La première composition olfactive s’articulait autour des huiles essentielles d’oliban et de myrrhe pour donner une dimension spirituelle au « Cantiques des cantiques », véritables chants d’amours.
Ces poèmes alternés entre une femme et un homme étaient chantés en duo avec Chloé Mons, la compagne d’Alain Bashung, tout deux sur cette scène pentue.
Puis, l’ambiance se faisait moins religieuse.
Toujours aussi transcendant, sa voix en apesanteur, Alain Bashung se retrouve seul sur scène et interprète « Madame Rêve ».
Son parfum de fleur blanches narcotiques apparait.
MÉMOIRE POLY-SENSORIELLE
L’émotion de ce concert parfumé retrouvée vingt ans plus tard.
Tous deux conférenciers lors du colloque « Création recherche en olfaction (acte1) : pratiques et métiers en mutations » qui a eu lieu à Toulouse en 2022, Olivier Pierre David et moi-même ne nous étions jamais rencontrés physiquement auparavant pour évoquer cette expérience commune.
Cette soirée-là, Olivier était présent dans le public ; quant à moi, j’étais à la régie olfactive.
Dissimulé, je me souviens de la réaction surprenante du public dont les narines était emplit premièrement d’encens.
Pendant notre échange au colloque, les poils sur les bras d’Olivier Pierre se sont hérissés par cette intense mémoire parfumée et musicale ; pour moi, une larme de bonheur.
Les mots d’Olivier résument notre connexion : “Retrouvailles émotionnelles presque 20 ans plus tard pour évoquer ce souvenir gravé dans nos mémoires polysensorielles”
OSEZ JOSÉPHINE
“Osez Joséphine” est le titre du huitième album studio d’Alain Bashung ainsi que celui d’un des singles qui le composent avec “Volutes” et “Madame Rêve”.
Ma maman se prénomme Joséphine.
A la fin de la représentation, j’insiste auprès de l’un des « bikers » en charge de la sécurité du chanteur pour le rencontrer.
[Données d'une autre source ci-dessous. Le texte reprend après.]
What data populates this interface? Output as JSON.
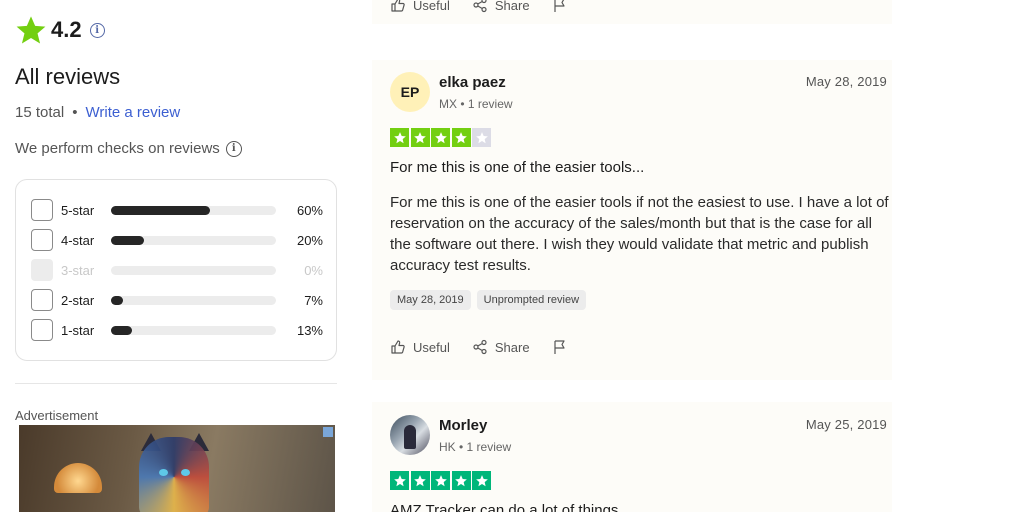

Dans sa loge, sa famille, ses amis, Pascal Nègre, à l’époque directeur d’Universal Music France, étaient aussi présents.
Je m’approche d’Alain, en sueur et sur un programme au format de carte postale, il dédicace, accompagné de sa signature, “à Joséphine”.
Cette anecdote n’aurait été que le témoin de ma détermination si elle s’était arrêtée là.
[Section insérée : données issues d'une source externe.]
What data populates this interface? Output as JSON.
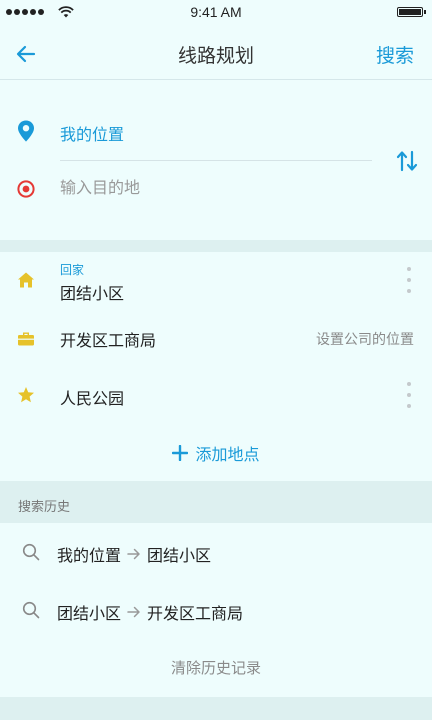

En rentrant dans ma chambre d’hôtel, je m’aperçois que je n’ai plus l’autographe.
Je me résigne donc à admettre que cela était une peine perdue.
Le lendemain matin, nous nous dirigeons avec Michel, l’autre technicien pour réaliser le démontage et décrochage des machines à odeurs.
Sous la pluie, piétinée (il y a encore des traces de chaussures), je retrouve la dédicace d’Alain Bashung qui avait passé la nuit devant l’entrée du Bataclan.
FANTAISIE MILITAIRE
Dans notre conscient collectif, le Bataclan nous renvoi terriblement aux attentats terroristes du 13 novembre 2015.
Grâce à ce concert, j’ai pu parfumer cet espace avec des senteurs d’encens.
Pour le parfumeur, l’encens est une matière volatile profondément humaine.
Elle est une connexion pacifique avec les êtres.
Plus que d’encenser des religions, plus que de parfumer des lieux de cultes, nous préférons, comme pour le Bataclan, parfumer des lieux de culture.
Nos pensées aux victimes, comme des volutes partent en fumée.